A última criada de Salazar

(Carla ScalaEjcveS) #1

VII


«A luz apaga-se devagarinho...»


São sete horas da manhã de 7 de setembro de 1968.
Franco Nogueira é acordado pelo tinir do telefone oficial. Do outro lado da
linha, o ministro de Estado Mota Veiga anuncia que Salazar foi operado
durante a madrugada a um hematoma no cérebro na Casa de Saúde da Cruz
Vermelha.
A Emissora Nacional noticia o assunto duas horas depois, já na posse do
boletim médico que o subsecretário Paulo Rodrigues entregara bem cedo ao
locutor Pedro Moutinho, que o lê aos microfones de forma serena: «Em
consequência de uma queda na sua residência de verão no Estoril, o senhor
Presidente do Conselho apresentou sintomas que levaram o seu médico
assistente a recorrer à colaboração de dois colegas neurocirurgiões.
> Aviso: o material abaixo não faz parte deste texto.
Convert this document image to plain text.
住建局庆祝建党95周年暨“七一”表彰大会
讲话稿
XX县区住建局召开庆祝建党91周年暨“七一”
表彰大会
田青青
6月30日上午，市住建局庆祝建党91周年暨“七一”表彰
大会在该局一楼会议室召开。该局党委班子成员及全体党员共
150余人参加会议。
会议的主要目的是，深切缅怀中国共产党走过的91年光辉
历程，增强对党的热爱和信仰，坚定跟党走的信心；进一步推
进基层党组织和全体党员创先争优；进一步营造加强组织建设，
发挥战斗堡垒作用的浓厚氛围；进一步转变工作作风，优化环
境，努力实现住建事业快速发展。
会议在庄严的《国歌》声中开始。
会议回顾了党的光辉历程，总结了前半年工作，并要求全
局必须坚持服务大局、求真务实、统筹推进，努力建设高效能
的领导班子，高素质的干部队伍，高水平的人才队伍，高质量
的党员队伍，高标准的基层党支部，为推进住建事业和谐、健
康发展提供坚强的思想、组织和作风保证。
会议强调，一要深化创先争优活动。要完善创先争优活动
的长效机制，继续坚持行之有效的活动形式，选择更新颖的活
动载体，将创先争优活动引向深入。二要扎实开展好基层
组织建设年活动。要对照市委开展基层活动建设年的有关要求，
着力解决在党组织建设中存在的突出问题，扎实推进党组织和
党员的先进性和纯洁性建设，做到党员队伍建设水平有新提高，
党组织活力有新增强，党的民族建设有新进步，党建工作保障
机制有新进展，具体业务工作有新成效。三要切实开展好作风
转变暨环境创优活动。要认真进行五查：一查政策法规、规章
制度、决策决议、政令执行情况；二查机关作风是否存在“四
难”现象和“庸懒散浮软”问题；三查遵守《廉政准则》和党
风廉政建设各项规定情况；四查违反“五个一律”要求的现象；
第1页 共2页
Sua
Excelência foi operado esta noite a um hematoma, sob anestesia local,
encontrando-se bem.»
Na rua, escutam-se os pregões dos ardinas, com O Século na mão, o único
jornal que, graças à persistência do seu repórter, «furara» a notícia.
No Forte de Santo António, Rosália a as restantes empregadas iniciam o
arrumo das roupas e tralhas trazidas de São Bento. O período estival,
interrompido abruptamente, já lá vai, e antecipa-se o regresso à residência
oficial, à Calçada da Estrela.
No hospital, àquela hora da manhã, não se encontra qualquer membro do
Governo. Maria, essa sim, aí permanece, velando pelo único homem da sua
vida. Franco Nogueira dá com ela «comovida a mais não poder» e num estado
«em que se suspenderam as faculdades mentais».
O sexto andar está agora todo ele reservado para gabinetes médicos de
acompanhamento ao doente, entidades oficiais, segurança e, claro, um quarto
para a eterna governanta de Salazar, o 81.